Penangkapan Gubernur Riau Annas Maamun dan Bupati Bogor Rahmat Yasin oleh KPK menunjukkan izin sering dikeluarkan karena uang suap. Perizinan menjadi alat untuk pejabat daerah untuk mengeruk keuntungan pribadi. Selain suap, konflik sosial yang terjadi antara masyarakat dan perusahaan sangat merisaukan. Mabes Polri juga mengakui konflik berbasis agraria masih tinggi.

Dalam konteks itulah, Komisi untuk Orang Hilang dan Tindak Kekerasan (KontraS) merekomendasikan pentingnya membuat mekanisme yang jelas dan tegas agar konflik agraria, terutama karena masalah izin, bisa dicegah. Koordinator KontraS, Harris Azhar, menyampaikan gagasan itu saat evaluasi insiden Pelabuhan Sape Nusa Tenggara Barat, di Jakarta, Selasa (30/9).

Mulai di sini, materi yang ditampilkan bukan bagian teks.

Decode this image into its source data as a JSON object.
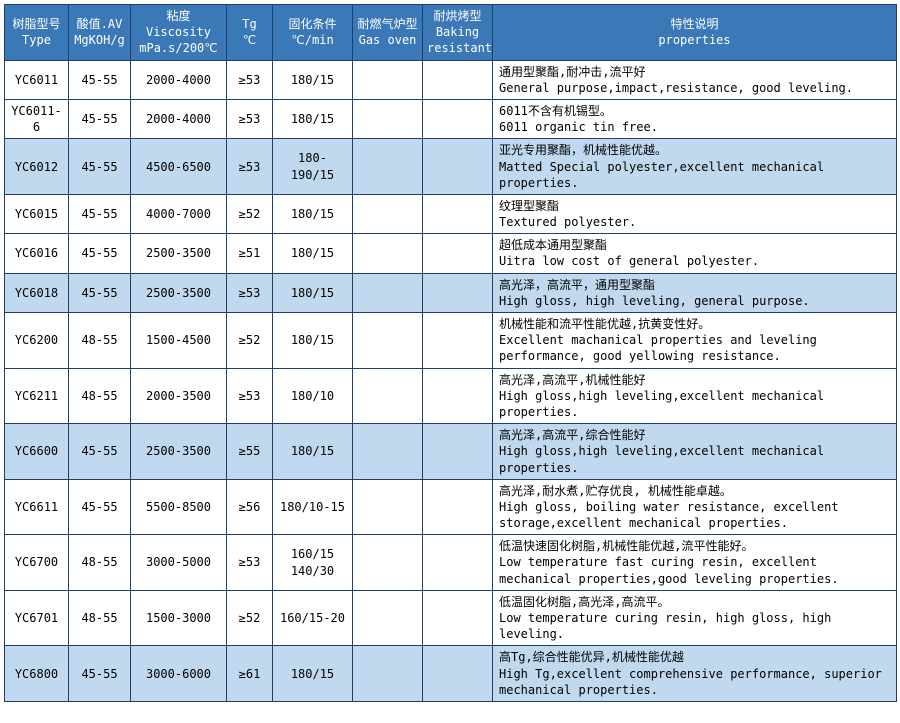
{
  "table": {
    "header_bg": "#3b78b8",
    "header_fg": "#ffffff",
    "border_color": "#1f3f66",
    "shade_bg": "#c1d9ef",
    "plain_bg": "#ffffff",
    "columns": [
      {
        "zh": "树脂型号",
        "en": "Type"
      },
      {
        "zh": "酸值.AV",
        "en": "MgKOH/g"
      },
      {
        "zh": "粘度",
        "en": "Viscosity",
        "en2": "mPa.s/200℃"
      },
      {
        "zh": "Tg",
        "en": "℃"
      },
      {
        "zh": "固化条件",
        "en": "℃/min"
      },
      {
        "zh": "耐燃气炉型",
        "en": "Gas oven"
      },
      {
        "zh": "耐烘烤型",
        "en": "Baking",
        "en2": "resistant"
      },
      {
        "zh": "特性说明",
        "en": "properties"
      }
    ],
    "rows": [
      {
        "shade": false,
        "type": "YC6011",
        "av": "45-55",
        "visc": "2000-4000",
        "tg": "≥53",
        "cure": "180/15",
        "gas": "",
        "bake": "",
        "zh": "通用型聚酯,耐冲击,流平好",
        "en": "General purpose,impact,resistance, good leveling."
      },
      {
        "shade": false,
        "type": "YC6011-6",
        "av": "45-55",
        "visc": "2000-4000",
        "tg": "≥53",
        "cure": "180/15",
        "gas": "",
        "bake": "",
        "zh": "6011不含有机锡型。",
        "en": "6011  organic tin free."
      },
      {
        "shade": true,
        "type": "YC6012",
        "av": "45-55",
        "visc": "4500-6500",
        "tg": "≥53",
        "cure": "180-190/15",
        "gas": "",
        "bake": "",
        "zh": "亚光专用聚酯，机械性能优越。",
        "en": "Matted Special polyester,excellent mechanical properties."
      },
      {
        "shade": false,
        "type": "YC6015",
        "av": "45-55",
        "visc": "4000-7000",
        "tg": "≥52",
        "cure": "180/15",
        "gas": "",
        "bake": "",
        "zh": "纹理型聚酯",
        "en": "Textured polyester."
      },
      {
        "shade": false,
        "type": "YC6016",
        "av": "45-55",
        "visc": "2500-3500",
        "tg": "≥51",
        "cure": "180/15",
        "gas": "",
        "bake": "",
        "zh": "超低成本通用型聚酯",
        "en": "Uitra low cost of general polyester."
      },
      {
        "shade": true,
        "type": "YC6018",
        "av": "45-55",
        "visc": "2500-3500",
        "tg": "≥53",
        "cure": "180/15",
        "gas": "",
        "bake": "",
        "zh": "高光泽，高流平，通用型聚酯",
        "en": "High gloss, high leveling, general purpose."
      },
      {
        "shade": false,
        "type": "YC6200",
        "av": "48-55",
        "visc": "1500-4500",
        "tg": "≥52",
        "cure": "180/15",
        "gas": "",
        "bake": "",
        "zh": "机械性能和流平性能优越,抗黄变性好。",
        "en": "Excellent machanical properties and leveling performance, good yellowing resistance."
      },
      {
        "shade": false,
        "type": "YC6211",
        "av": "48-55",
        "visc": "2000-3500",
        "tg": "≥53",
        "cure": "180/10",
        "gas": "",
        "bake": "",
        "zh": "高光泽,高流平,机械性能好",
        "en": "High gloss,high leveling,excellent mechanical properties."
      },
      {
        "shade": true,
        "type": "YC6600",
        "av": "45-55",
        "visc": "2500-3500",
        "tg": "≥55",
        "cure": "180/15",
        "gas": "",
        "bake": "",
        "zh": "高光泽,高流平,综合性能好",
        "en": "High gloss,high leveling,excellent mechanical properties."
      },
      {
        "shade": false,
        "type": "YC6611",
        "av": "45-55",
        "visc": "5500-8500",
        "tg": "≥56",
        "cure": "180/10-15",
        "gas": "",
        "bake": "",
        "zh": "高光泽,耐水煮,贮存优良, 机械性能卓越。",
        "en": "High gloss, boiling water resistance, excellent storage,excellent mechanical properties."
      },
      {
        "shade": false,
        "type": "YC6700",
        "av": "48-55",
        "visc": "3000-5000",
        "tg": "≥53",
        "cure": "160/15\n140/30",
        "gas": "",
        "bake": "",
        "zh": "低温快速固化树脂,机械性能优越,流平性能好。",
        "en": "Low temperature fast curing resin, excellent mechanical properties,good leveling properties."
      },
      {
        "shade": false,
        "type": "YC6701",
        "av": "48-55",
        "visc": "1500-3000",
        "tg": "≥52",
        "cure": "160/15-20",
        "gas": "",
        "bake": "",
        "zh": "低温固化树脂,高光泽,高流平。",
        "en": "Low temperature curing resin, high gloss, high leveling."
      },
      {
        "shade": true,
        "type": "YC6800",
        "av": "45-55",
        "visc": "3000-6000",
        "tg": "≥61",
        "cure": "180/15",
        "gas": "",
        "bake": "",
        "zh": "高Tg,综合性能优异,机械性能优越",
        "en": "High Tg,excellent comprehensive performance, superior mechanical properties."
      }
    ]
  }
}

Direktur Institut Hijau Indonesia, Chalid Muhammad, menyampaikan harapan senada kepada pemerintahan Jokowi-JK. Menurut dia, pemerintahan baru perlu memperhatikan kasus-kasus konflik agraria yang terjadi sebelumnya. Salah satu yang perlu mendapat perhatian adalah kriminalisasi warga masyarakat yang menolak izin tambang atau izin hutan. Warga masyarakat, kata dia, perlu mendapat keadilan. Aparat penegak hukum juga tak selalu memihak perusahaan.

Manakala sudah mencium ada keresahan dan potensi konflik, aparat penegak hukum seharusnya mencari akar masalah, bukan langsung menyalahkan masyarakat. Polisi juga harusnya menyelidiki legalitas perizinan dan pemenuhan syarat-syaratnya. Faktanya, tak jarang izin yang diterbitkan meresahkan warga, bahkan berujung konflik berdarah.

Insiden Pelabuhan Sape, Nusa Tenggara Barat, Desember 2011 silam, bisa menjadi contoh. Anggota masyarakat yang mempertanyakan izin tambang justru ditangkap, dikriminalisasi, bahkan dalam insiden pengepungan pelabuhan ada korban tewas.

KontraS telah menyerahkan rekomendasi ke Komnas HAM terkait insiden yang dipicu penolakan warga atas izin tambang itu. Gara-gara penolakannya tak digubris, warga memblokir Pelabuhan Sape. Blokade warga berujung pada bentrokan dengan polisi. KontraS meminta Komnas HAM melakukan langkah pro-justisia.

Komisioner Komnas HAM, Nur Kholis, mengatakan rekomendasi KontraS perlu dicermati. Hingga kini belum ada keputusan apakah kasus Pelabuhan Sape akan ditindaklanjuti ke pro-justisia atau tidak. Komnas beberapa kali membahas kasus konflik agrarian, tetapi belum ada keputusan tentang insiden Pelabuhan Sape. Kalaupun Komnas HAM melakukan langkah lanjutan, tetap perlu dicermati tahap berikutnya. “Ini membutuhkan kecermatan dibutuhkan agar hasil penyelidikan Komnas HAM tidak terpatahkan ketika diteruskan ke Kejaksaan Agung,” tukasnya.